This section is from "The Horticulturist, And Journal Of Rural Art And Rural Taste", by P. Barry, A. J. Downing, J. Jay Smith, Peter B. Mead, F. W. Woodward, Henry T. Williams. Also available from Amazon: Horticulturist and Journal of Rural Art and Rural Taste.
The antirrhinum is becoming extremely popular, a position it well merits, not only for its easy culture and propagation, but for its beautiful flowers, which are variegated in color, from pure white and yellow to deep crimson, with all the varied colors combined upon the same flower - the result of careful hybridization: for exhibition or grouping in masses in the flower-garden there are but few herbaceous plants which afford more pleasure to the lover of beautiful summer flowers.

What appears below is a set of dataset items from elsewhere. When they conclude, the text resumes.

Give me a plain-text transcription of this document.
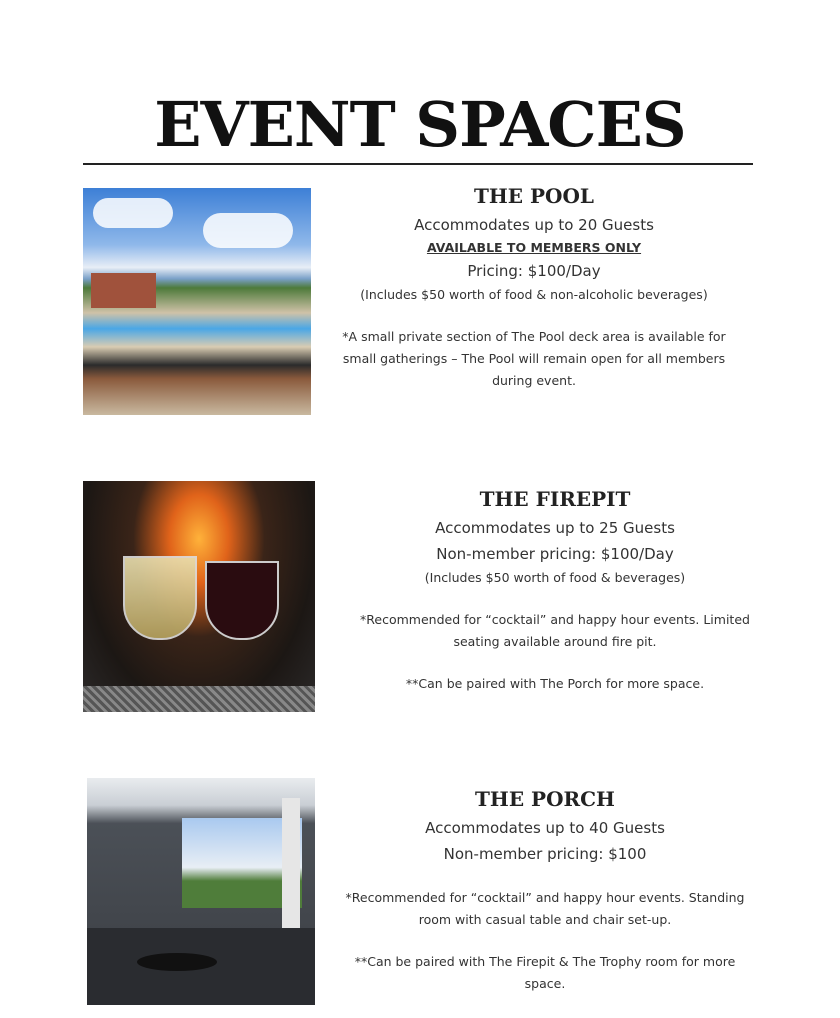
EVENT SPACES
THE POOL
Accommodates up to 20 Guests
AVAILABLE TO MEMBERS ONLY
Pricing: $100/Day
(Includes $50 worth of food & non-alcoholic beverages)
*A small private section of The Pool deck area is available for small gatherings – The Pool will remain open for all members during event.
THE FIREPIT
Accommodates up to 25 Guests
Non-member pricing: $100/Day
(Includes $50 worth of food & beverages)
*Recommended for “cocktail” and happy hour events. Limited seating available around fire pit.
**Can be paired with The Porch for more space.
THE PORCH
Accommodates up to 40 Guests
Non-member pricing: $100
*Recommended for “cocktail” and happy hour events. Standing room with casual table and chair set-up.
**Can be paired with The Firepit & The Trophy room for more space.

The season of flowering will depend upon the time of raising the plants from seed or cuttings - the latter may be taken from the last week in August to the end of September - placed in a sandy soil under a hand-glass, in a situation sheltered from the mid-day sun. When rooted, they should be potted in small pots in a mixture of sandy loam and leaf-mold or peat, pinching off their tops and placing them in a cool frame until sufficiently established to bear exposure to the open air. After which the sash may be left off night and day until the approach of hard frost; the cool frame will be the best place to protect them in during the winter months.
In the spring, as soon as the ground is in good working order, plant them out in the flower-borders, or group them in masses upon the lawn in soil well manured with old cow-dung. Here they will continue to throw up their beautiful spikes of flowers from June until November.